The first four questions, either individually or as an average, will be included as a baseline score representing our employees’ attitudes as of January 2004. The fifth question ties directly into our BSC initiative. Until now, our practice has never had a short- or long-term strategy, and we wanted to measure if the employees knew this to see how well they grasp our first long-term strategy when it is launched mid-year. By establishing these baselines, we will be able to perform the survey each January and track our progress.
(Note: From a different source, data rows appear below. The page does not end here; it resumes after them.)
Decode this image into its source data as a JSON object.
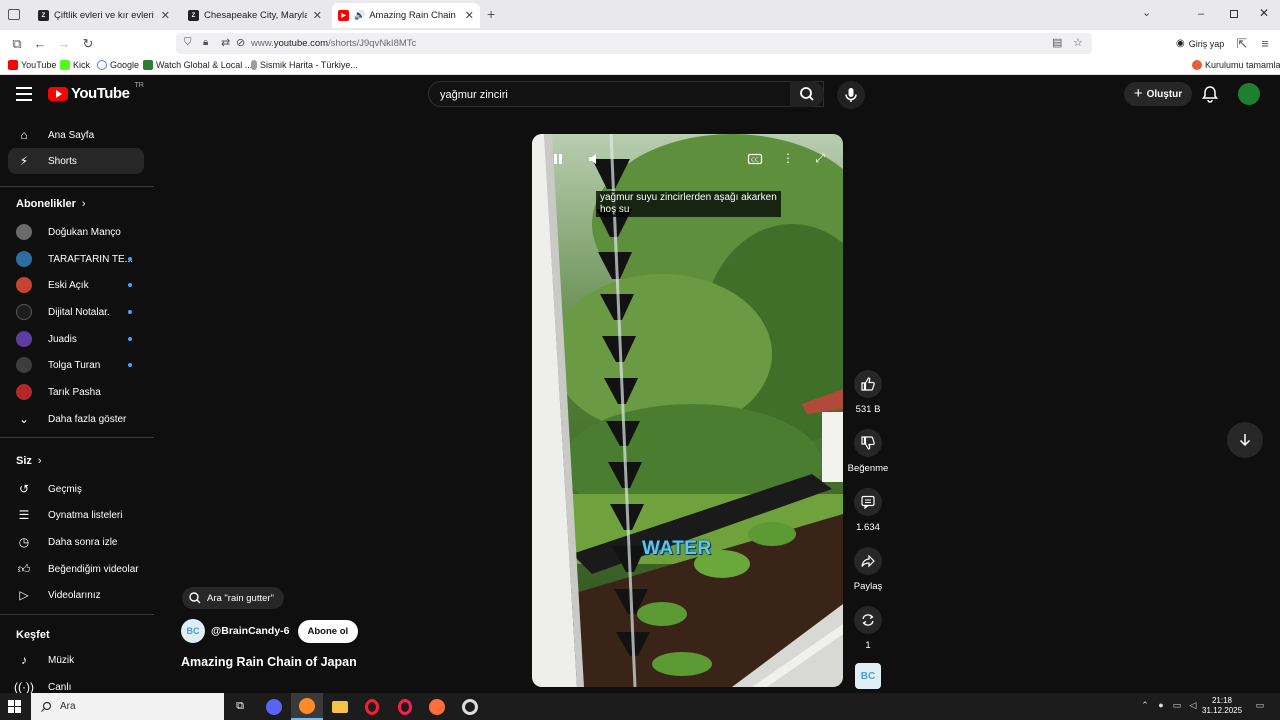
{
  "browser": {
    "tabs": [
      {
        "title": "Çiftlik evleri ve kır evleri satılık / ",
        "icon": "zillow-icon",
        "active": false
      },
      {
        "title": "Chesapeake City, Maryland, satı",
        "icon": "zillow-icon",
        "active": false
      },
      {
        "title": "Amazing Rain Chain of Japa",
        "icon": "youtube-icon",
        "active": true
      }
    ],
    "url_prefix": "www.",
    "url_host": "youtube.com",
    "url_path": "/shorts/J9qvNkI8MTc",
    "sign_in_label": "Giriş yap",
    "bookmarks": [
      {
        "label": "YouTube",
        "icon": "youtube-icon"
      },
      {
        "label": "Kick",
        "icon": "kick-icon"
      },
      {
        "label": "Google",
        "icon": "google-icon"
      },
      {
        "label": "Watch Global & Local ...",
        "icon": "watch-icon"
      },
      {
        "label": "Sismik Harita - Türkiye...",
        "icon": "map-pin-icon"
      }
    ],
    "bookmarks_right": "Kurulumu tamamla"
  },
  "youtube": {
    "logo_text": "YouTube",
    "region": "TR",
    "search_value": "yağmur zinciri",
    "create_label": "Oluştur",
    "nav": [
      {
        "label": "Ana Sayfa",
        "icon": "home-icon"
      },
      {
        "label": "Shorts",
        "icon": "shorts-icon",
        "active": true
      }
    ],
    "subscriptions_header": "Abonelikler",
    "subscriptions": [
      {
        "label": "Doğukan Manço",
        "color": "#6a6a6a",
        "dot": false
      },
      {
        "label": "TARAFTARIN TE...",
        "color": "#2b6e9f",
        "dot": true
      },
      {
        "label": "Eski Açık",
        "color": "#c8432f",
        "dot": true
      },
      {
        "label": "Dijital Notalar.",
        "color": "#1d1d1d",
        "dot": true
      },
      {
        "label": "Juadis",
        "color": "#5a3fa0",
        "dot": true
      },
      {
        "label": "Tolga Turan",
        "color": "#3d3d3d",
        "dot": true
      },
      {
        "label": "Tarık Pasha",
        "color": "#b02727",
        "dot": false
      }
    ],
    "show_more_label": "Daha fazla göster",
    "you_header": "Siz",
    "you_items": [
      {
        "label": "Geçmiş",
        "icon": "history-icon"
      },
      {
        "label": "Oynatma listeleri",
        "icon": "playlist-icon"
      },
      {
        "label": "Daha sonra izle",
        "icon": "clock-icon"
      },
      {
        "label": "Beğendiğim videolar",
        "icon": "thumbs-up-icon"
      },
      {
        "label": "Videolarınız",
        "icon": "video-icon"
      }
    ],
    "explore_header": "Keşfet",
    "explore_items": [
      {
        "label": "Müzik",
        "icon": "music-icon"
      },
      {
        "label": "Canlı",
        "icon": "live-icon"
      }
    ],
    "short": {
      "caption_line1": "yağmur suyu zincirlerden aşağı akarken",
      "caption_line2": "hoş su",
      "overlay_text": "WATER",
      "likes": "531 B",
      "dislike_label": "Beğenme",
      "comments": "1.634",
      "share_label": "Paylaş",
      "remix_count": "1",
      "channel_initials": "BC",
      "related_search": "Ara \"rain gutter\"",
      "channel_handle": "@BrainCandy-6",
      "subscribe_label": "Abone ol",
      "title": "Amazing Rain Chain of Japan"
    }
  },
  "taskbar": {
    "search_placeholder": "Ara",
    "time": "21:18",
    "date": "31.12.2025"
  }
}
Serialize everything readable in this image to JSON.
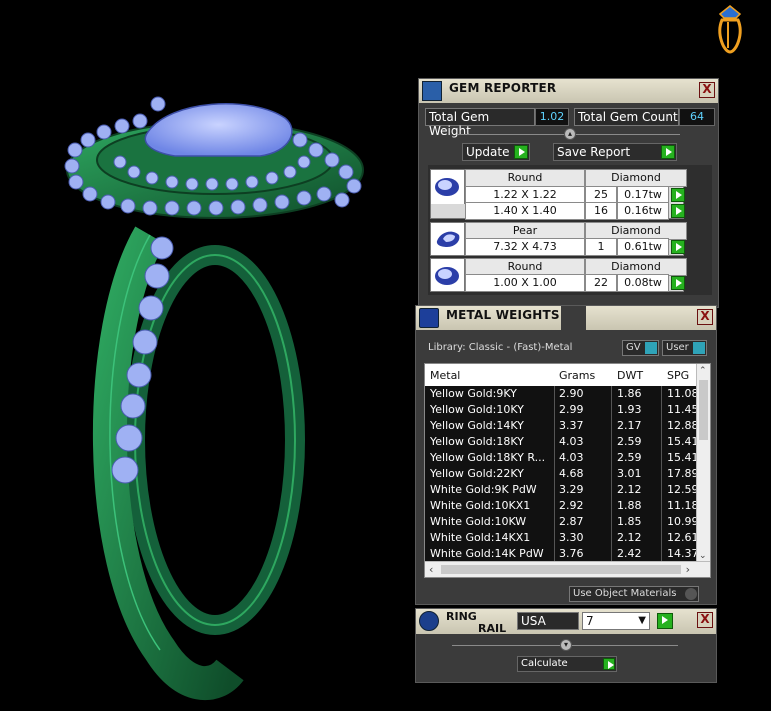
{
  "gem_reporter": {
    "title": "GEM REPORTER",
    "total_weight_label": "Total Gem Weight",
    "total_weight_value": "1.02",
    "total_count_label": "Total Gem Count",
    "total_count_value": "64",
    "update_label": "Update",
    "save_report_label": "Save Report",
    "close_label": "X",
    "groups": [
      {
        "shape": "Round",
        "material": "Diamond",
        "rows": [
          {
            "size": "1.22 X 1.22",
            "count": "25",
            "weight": "0.17tw"
          },
          {
            "size": "1.40 X 1.40",
            "count": "16",
            "weight": "0.16tw"
          }
        ]
      },
      {
        "shape": "Pear",
        "material": "Diamond",
        "rows": [
          {
            "size": "7.32 X 4.73",
            "count": "1",
            "weight": "0.61tw"
          }
        ]
      },
      {
        "shape": "Round",
        "material": "Diamond",
        "rows": [
          {
            "size": "1.00 X 1.00",
            "count": "22",
            "weight": "0.08tw"
          }
        ]
      }
    ]
  },
  "metal_weights": {
    "title": "METAL WEIGHTS",
    "library_label": "Library: Classic - (Fast)-Metal",
    "gv_label": "GV",
    "user_label": "User",
    "columns": [
      "Metal",
      "Grams",
      "DWT",
      "SPG"
    ],
    "rows": [
      [
        "Yellow Gold:9KY",
        "2.90",
        "1.86",
        "11.08"
      ],
      [
        "Yellow Gold:10KY",
        "2.99",
        "1.93",
        "11.45"
      ],
      [
        "Yellow Gold:14KY",
        "3.37",
        "2.17",
        "12.88"
      ],
      [
        "Yellow Gold:18KY",
        "4.03",
        "2.59",
        "15.41"
      ],
      [
        "Yellow Gold:18KY R...",
        "4.03",
        "2.59",
        "15.41"
      ],
      [
        "Yellow Gold:22KY",
        "4.68",
        "3.01",
        "17.89"
      ],
      [
        "White Gold:9K PdW",
        "3.29",
        "2.12",
        "12.59"
      ],
      [
        "White Gold:10KX1",
        "2.92",
        "1.88",
        "11.18"
      ],
      [
        "White Gold:10KW",
        "2.87",
        "1.85",
        "10.99"
      ],
      [
        "White Gold:14KX1",
        "3.30",
        "2.12",
        "12.61"
      ],
      [
        "White Gold:14K PdW",
        "3.76",
        "2.42",
        "14.37"
      ]
    ],
    "use_object_materials_label": "Use Object Materials",
    "close_label": "X"
  },
  "ring_rail": {
    "title_line1": "RING",
    "title_line2": "RAIL",
    "region_value": "USA",
    "size_value": "7",
    "calculate_label": "Calculate",
    "close_label": "X"
  },
  "colors": {
    "metal_green": "#1f8a4c",
    "gem_blue": "#8fa6f0",
    "number_cyan": "#5fd3ff",
    "button_green": "#26b11f"
  }
}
In addition to measuring changes from year to year, the survey is a good opportunity to compare yourself with other employers across the nation. The developers of the survey reference book (Performance Programs Inc.) also give companies the option to purchase normative results for several dozen questions in their database. We purchased the normative answers for 18 of our questions that represented anywhere from 6,000 to 30,000 survey responses across industries. In addition, membership ($160 per year) in the Society of Human Resource Management (www.shrm.org) also gives you access to other survey results, allowing us to compare our satisfaction score with results just for the health care industry.
Results
At the end of the survey, we asked each employee to identify his or her department, location and length of tenure so we could stratify the data. With 10 distinct departments tied directly to six senior managers, we expected results to vary by manager. Interestingly, results even varied between departments that share the same manager; the results demonstrated that a manager’s approach to different departments dramatically affected the survey results. As I explained to our managers before the survey was launched, it was not my intent to use the departmental results to evaluate a manager’s performance. However, the results have created some interesting dialogues with the managers, and hopefully they will use the results constructively to improve their weaker areas.
As I noted before, the process is not done when the results were in hand. After a series of meetings with the management team, we provided office-wide results and commentary to employees at a voluntary (but paid) staff meeting. The complete results were also posted on our Intranet. Several managers asked me to present departmental vs. office-wide results to their staff in small group settings, and these meetings elicited constructive feedback and a deeper employee understanding of the issues our company faces.
Now that the meetings are completed, the challenge is to act on the key findings to prove to employees that we will use the results to improve the company. Based on the survey, our biggest challenges are to increase communication, improve employee training and become more active in monitoring compensation levels in our market. Now the real work begins.